MONTPELIER, Vt. (AP) — An investigation into a nanny charged with molesting a 10-year-old boy in Vermont is broadening after police discovered he may have looked for nanny and summer camp jobs in 12 other states.
Donald Shepherd, 23, who told police he lived in Fort Myers, Fla., sought work as a nanny across the country and could have had other victims, Vermont State Police Detective Benjamin Katz said Thursday.
“This guy is a sexual predator and he actively sought employment around young boys and girls, which makes this very scary,” said Katz, of the Northwest Unit for Special Investigations, which investigates sex crimes.

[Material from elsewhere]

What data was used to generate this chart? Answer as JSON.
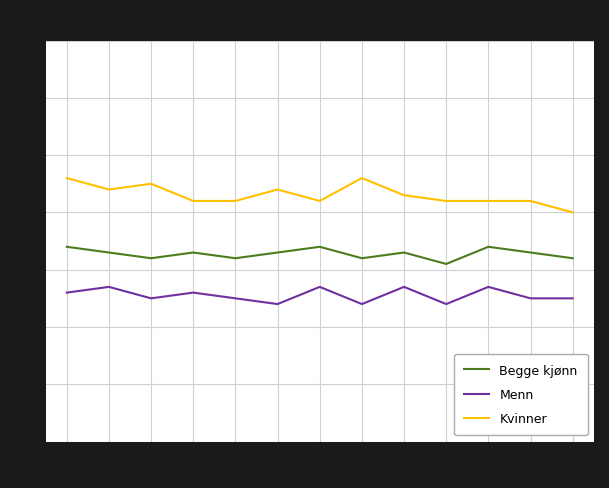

Shepherd also used a half dozen aliases on online nanny sites — Douglas Shepherd, Jonathan Shepherd, Jonathan Fields and Parker Wilder — making him hard to track, Katz said.
Shepherd was charged last week after he went to a Vermont hospital and told doctors he had suicidal thoughts caused by his contact with a boy in his care, according to court records. He told police he had cared for children and worked at camps in California, Florida, Michigan, Texas and New York but never had sexual contact with any other children in his care.
Shepherd, who does not have a criminal record, also could be charged with child pornography when police complete their examination of his computer and other electronic devices, Katz said. From the computer, police also expect to learn more about where he worked.
Katz said Shepherd may have sought work in the following 19 communities: San Diego, Calif.; Washington; Atlantic Beach, Jacksonville, and Orange Park, Fla.; Kingsland and Saint Marys, Ga.; Plainwell, Mich.; Elizabeth City, N.C.; Freehold, N.J.; New York City; Cincinnati, Springdale and Zanesville, Ohio; Pittsburgh; Galveston, Texas; Draper, Utah; and Oak Harbor and Coupeville, Wash.
Shepherd’s grandmother said Shepherd, when he was in high school, had told her he had feelings toward children, but she thought they would change.
“In a sense, I guess we all had it on our minds, but it was one of those things you pushed aside and hoped that it remains a ghost in the coffin,” said his grandmother, Lois Shepherd, of Fort Myers, Fla.
She said Shepherd was raised by his mother and had lived in Jacksonville, Fla., Georgia and Ohio.
A message left for Shepherd’s father was not immediately returned.
Shepherd advertised his services as a nanny on CEO Steve Lampert did not immediately return a phone call or e-mail message seeking comment.
Ernie Allen, president of the National Center for Missing and Exploited Children, warned parents to do their due diligence when hiring someone to care for their children. Seek background checks and interview candidates, he said.
“Generally, we know that the people who prey upon children seek easy and legitimate access to them,” he said. “Overwhelmingly, the people who are molesting our kids are not some evil stranger standing behind a tree. They’re people who try to be baby sitters or nannies or coaches.”